Are You Sly or Fly In Your #wfh Routine?

Title: Are You Sly or Fly In Your #wfh Routine?
Artwork by:YMI X Citra Marina (@real_choochoo)
Description: Working from home, or wfh, is something most of us have probably started doing in an effort to minimize the spread of Covid-19 in our communities. 

This means our work and home lives are now intertwined. We’re working in an environment filled with creature comforts—a comfy couch to work on, Netflix at the tap of our fingers, or making endless trips to our fridge foraging for snacks. 

It’s tempting to slack and cut corners when no one is watching. However, Scripture says we’re to work with all our hearts, as if working for the Lord and not for human masters (Colossians 3:23). So then, how do we honor what Scripture says, while maintaining a healthy work-life-balance at home?  

So we’ve put together a list of practical tips that hopefully will help us all to have a wfh that’s both productive and beneficial.


It might be tempting to work in our pajamas. It’s soft and cosy, but it might trick our brains into thinking we’re still in sleep-mode. Why not swap our pajamas with comfy wfh gear, such as casual slacks or bermudas, with a tee shirt (throw on a nice cardigan if it’s cold in your part of the world)? The simple act of changing out of our bed wear to regular home wear creates a mental separation of bedtime and work, thus preparing our minds for a productive work day ahead!



Wfh could mean we’re now able to realize our dreams of working in bed. Bliss! However, lying in bed surrounded by our pillows and blankets might see us heading into dreamland faster than we can file that very important report for our managers. Instead, why not create a makeshift workstation that’ll allow for greater work productivity? A dining table could be converted into a workstation. Alternatively, buy or borrow a foldable table and chair and have these set up in a corner in your home.



We’re now spending a larger amount of time at home, so it’s also getting harder to ignore the numerous household chores that need attending to, as well as the endless distractions lurking in every corner. Unwittingly or not, we end up multi-tasking, whether it’s folding clothes in-between replying emails, unloading the dishwasher while waiting for a Zoom meeting to start, or even watching that last episode of “Love is Blind” on Netflix in the background as we work. 
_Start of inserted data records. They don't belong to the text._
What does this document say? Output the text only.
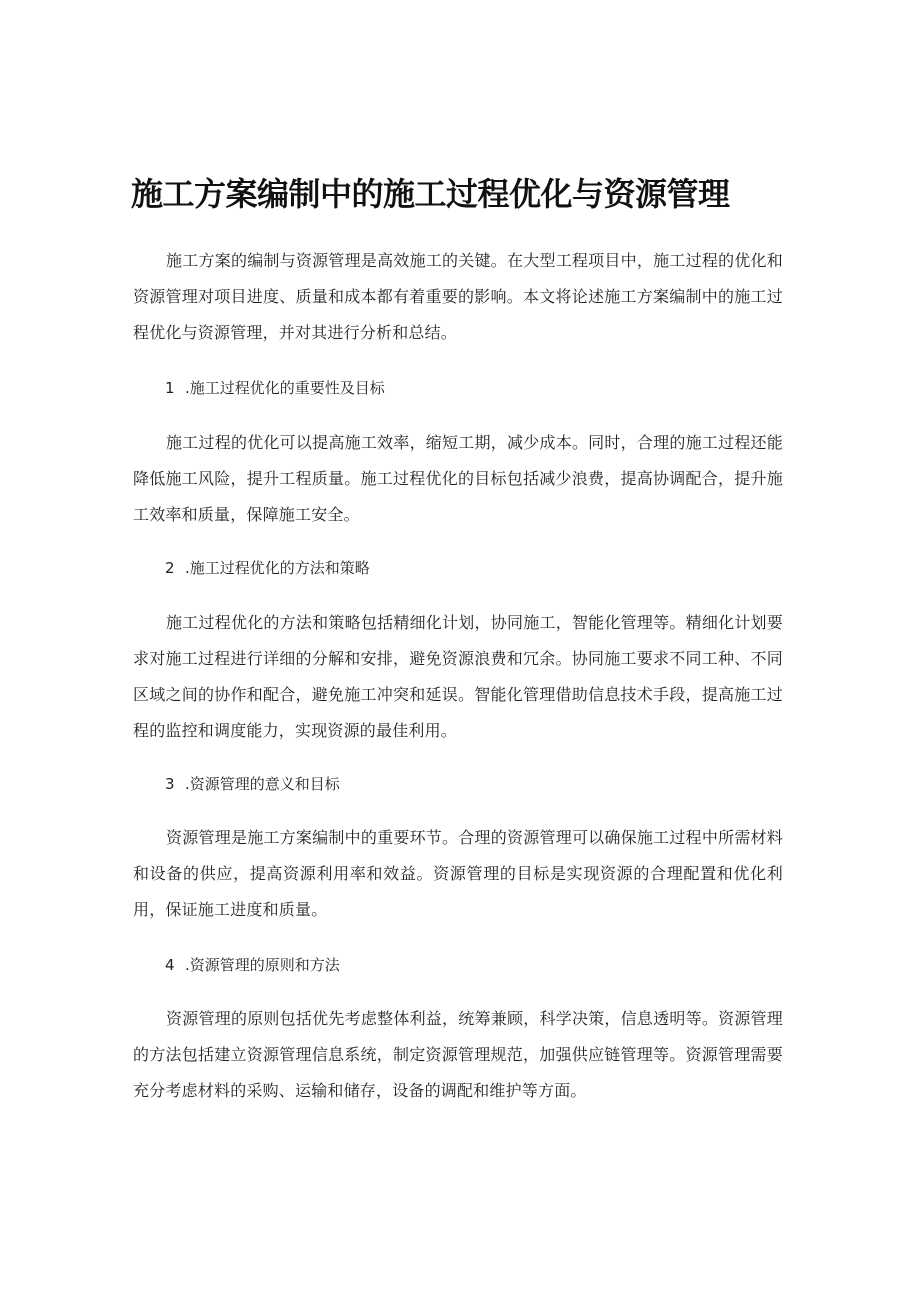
施工方案编制中的施工过程优化与资源管理

施工方案的编制与资源管理是高效施工的关键。在大型工程项目中，施工过程的优化和资源管理对项目进度、质量和成本都有着重要的影响。本文将论述施工方案编制中的施工过程优化与资源管理，并对其进行分析和总结。

1 .施工过程优化的重要性及目标

施工过程的优化可以提高施工效率，缩短工期，减少成本。同时，合理的施工过程还能降低施工风险，提升工程质量。施工过程优化的目标包括减少浪费，提高协调配合，提升施工效率和质量，保障施工安全。

2 .施工过程优化的方法和策略

施工过程优化的方法和策略包括精细化计划，协同施工，智能化管理等。精细化计划要求对施工过程进行详细的分解和安排，避免资源浪费和冗余。协同施工要求不同工种、不同区域之间的协作和配合，避免施工冲突和延误。智能化管理借助信息技术手段，提高施工过程的监控和调度能力，实现资源的最佳利用。

3 .资源管理的意义和目标

资源管理是施工方案编制中的重要环节。合理的资源管理可以确保施工过程中所需材料和设备的供应，提高资源利用率和效益。资源管理的目标是实现资源的合理配置和优化利用，保证施工进度和质量。

4 .资源管理的原则和方法

资源管理的原则包括优先考虑整体利益，统筹兼顾，科学决策，信息透明等。资源管理的方法包括建立资源管理信息系统，制定资源管理规范，加强供应链管理等。资源管理需要充分考虑材料的采购、运输和储存，设备的调配和维护等方面。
Before we know it, we’ve spent a huge portion of our work time on chores and distractions, and we’ve yet to touch any work. But what if we set aside dedicated time slots each day to do our laundry as well as spend on leisure activities leaving us the rest of the day to focus on our work? Let’s do what we would normally do at work and not try not to give ourselves any excuses. 



Besides getting changed and setting up a dedicated workspace, adjusting to wfh may require us to intentionally change the way we talk to our colleagues, who are now similarly locked up in their respective homes;  all of us probably craving for that “human touch”. Why not swap email and Google Hangout chats with a five or 10-minute video call, to discuss work ideas or check in to see how their day or week is going? Dialling in to hear a human voice makes for a nice change in our otherwise long, solitary day.



Wfh may seem fun in the beginning, but it can start wearing thin after weeks of it. For some of us, our wfh situation may not be the most ideal. Some of us might be at a breaking point having to simultaneously care for our young children, or we might be getting cabin fever from working in our cramped living quarters. 

Soon, wfh is starting to look like a nightmare, and with no end in sight, things can get overwhelming. In times like these, why not spend a few minutes committing our anxiety to God and praying for His strength to see us through our wfh situation? God welcomes our prayers and promises to give us His peace (Philippians 4:6-7).